Roullette math

What would be the Odds on roulette if say all I wanted to do was make and stop at 200 dollars by placing 5 dollars on 1-12 and 5 dollars on 2-12 with a progression of 5 $5-$25-$125 and starting back a 5 dollars if the 125 didn't hit. Reason being starting over after 125 I figure I wouldn't have that much of a hole to dig myself out of especially If it hits 1-12 at 125 dollars

1-12 and 13-24, I hope you mean?

What do you mean odds? Probability of success depends also on how much you're willing to lose.

Probability to lose one bet specifically is 14/38, since you'd have 24 numbers covered. Losing 3 in a row is (14/38)^3. So slightly more likely than 5% to lose 3 straight.

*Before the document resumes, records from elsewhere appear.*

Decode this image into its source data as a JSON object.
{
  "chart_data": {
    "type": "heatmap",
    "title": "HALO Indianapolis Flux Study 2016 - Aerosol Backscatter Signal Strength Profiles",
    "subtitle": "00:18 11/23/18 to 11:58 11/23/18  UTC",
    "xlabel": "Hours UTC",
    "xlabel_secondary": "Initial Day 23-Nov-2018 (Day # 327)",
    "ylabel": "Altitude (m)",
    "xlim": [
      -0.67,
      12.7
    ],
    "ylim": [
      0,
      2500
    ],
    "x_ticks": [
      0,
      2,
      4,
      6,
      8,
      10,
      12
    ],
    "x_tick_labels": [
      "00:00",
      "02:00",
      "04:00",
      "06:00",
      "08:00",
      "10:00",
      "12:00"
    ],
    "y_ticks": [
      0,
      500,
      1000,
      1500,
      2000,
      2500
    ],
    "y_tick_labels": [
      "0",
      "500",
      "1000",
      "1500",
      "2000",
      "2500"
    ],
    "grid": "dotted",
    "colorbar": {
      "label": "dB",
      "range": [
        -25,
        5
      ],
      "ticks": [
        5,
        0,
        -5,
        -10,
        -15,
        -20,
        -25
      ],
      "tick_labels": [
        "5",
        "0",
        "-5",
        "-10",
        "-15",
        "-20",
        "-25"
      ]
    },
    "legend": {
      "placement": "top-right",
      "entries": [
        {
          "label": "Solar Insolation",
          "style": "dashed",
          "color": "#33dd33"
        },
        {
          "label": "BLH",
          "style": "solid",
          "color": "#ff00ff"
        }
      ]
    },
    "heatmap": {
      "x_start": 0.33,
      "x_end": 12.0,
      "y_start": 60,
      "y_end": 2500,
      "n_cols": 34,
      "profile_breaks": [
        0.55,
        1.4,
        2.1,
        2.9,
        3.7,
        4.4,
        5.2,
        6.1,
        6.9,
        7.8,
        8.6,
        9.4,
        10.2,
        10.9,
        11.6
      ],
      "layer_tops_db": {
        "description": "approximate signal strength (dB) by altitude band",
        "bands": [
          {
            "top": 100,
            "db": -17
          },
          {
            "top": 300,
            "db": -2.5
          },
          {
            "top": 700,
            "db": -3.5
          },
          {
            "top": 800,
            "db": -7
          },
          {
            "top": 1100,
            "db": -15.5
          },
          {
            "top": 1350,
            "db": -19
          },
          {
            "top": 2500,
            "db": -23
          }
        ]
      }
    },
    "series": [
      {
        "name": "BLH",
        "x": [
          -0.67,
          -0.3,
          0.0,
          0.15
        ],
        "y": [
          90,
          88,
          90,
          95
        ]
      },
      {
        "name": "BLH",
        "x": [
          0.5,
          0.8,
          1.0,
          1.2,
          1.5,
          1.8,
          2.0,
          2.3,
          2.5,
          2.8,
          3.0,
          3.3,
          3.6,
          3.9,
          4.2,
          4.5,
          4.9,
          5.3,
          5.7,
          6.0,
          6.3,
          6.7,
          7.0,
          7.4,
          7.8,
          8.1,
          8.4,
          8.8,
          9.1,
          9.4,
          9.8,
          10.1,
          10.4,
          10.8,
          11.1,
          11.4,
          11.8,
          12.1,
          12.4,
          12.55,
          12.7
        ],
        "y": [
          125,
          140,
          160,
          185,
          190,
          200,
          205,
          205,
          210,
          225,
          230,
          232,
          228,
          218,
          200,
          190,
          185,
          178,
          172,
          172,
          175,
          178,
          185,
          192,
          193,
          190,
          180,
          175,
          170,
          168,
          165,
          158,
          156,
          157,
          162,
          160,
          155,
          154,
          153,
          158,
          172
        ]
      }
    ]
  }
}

Question 1: what's your initial bankroll? You're more likely to make 200 if you're willing to risk 5000 than if you're only willing to risk 500.

Question 2: if one of your two bets wins, do you reset just that bet, or both of them?
For example, if your first bet is 5 on 1-12 and 5 on 13-24, and the number is 10, is your next bet 5 on 1-12 and 25 on 13-24, or 5 each on both of them?

Quote: rivbogambler

What would be the Odds on roulette if say all I wanted to do was make and stop at 200 dollars by placing 5 dollars on 1-12 and 5 dollars on 2-12 with a progression of 5 $5-$25-$125 and starting back a 5 dollars if the 125 didn't hit. Reason being starting over after 125 I figure I wouldn't have that much of a hole to dig myself out of especially If it hits 1-12 at 125 dollars

https://wizardofvegas.com/member/oncedear/blog/#post1370 gives you an approx answer

Lets say with a bankroll of 5000 with a progression of 5 x on 1-12 and 13-24 with a starting bet of 10 so 5 dollars on each being 5 25 and I would start back over at 125 even if it still lost reason being I figure it would not take as long climbing out of a 310 dollar hole from the previous bets. I'm just trying to figure the math of it hitting the 0s or 3rd 12 3 times in a row

It didn't really give me the answer I was looking for but it did help thanks

Quote: rivbogambler

It didn't really give me the answer I was looking for but it did help thanks

Hi,
I'm afraid you do need to state the bankroll that you are prepared to put 'at risk' before it is in any way possible to answer your question.

Quote: rivbogambler

Lets say with a bankroll of 5000 with a progression of 5 x on 1-12 and 13-24 with a starting bet of 10 so 5 dollars on each being 5 25 and I would start back over at 125 even if it still lost reason being I figure it would not take as long climbing out of a 310 dollar hole from the previous bets. I'm just trying to figure the math of it hitting the 0s or 3rd 12 3 times in a row

RS answered the question of losing 3 in a row: (14/38)³ = 343/6859 = 0.05001

Now the question of winning $200 with such a system, assuming the following:
-Bankroll of $5000
-Both bets resets to $5 after any of them wins
-If the available bankroll is not enough to cover the bet, the largest bet is made with the remaining bankroll
-Likewise, if the difference between $200 and the current winnings is less than the bet, the smallest bet that will reach the goal on a win is made

After 100,000 simulations with those assumptions (hopefully done correctly):
12408 lost $5000
13087 lost $4995
41614 won $200
32891 won $205

For an expected loss of $1123

Basically a 25.5% chance to lose $5000 and a 74.5% chance to win $200.

Thank you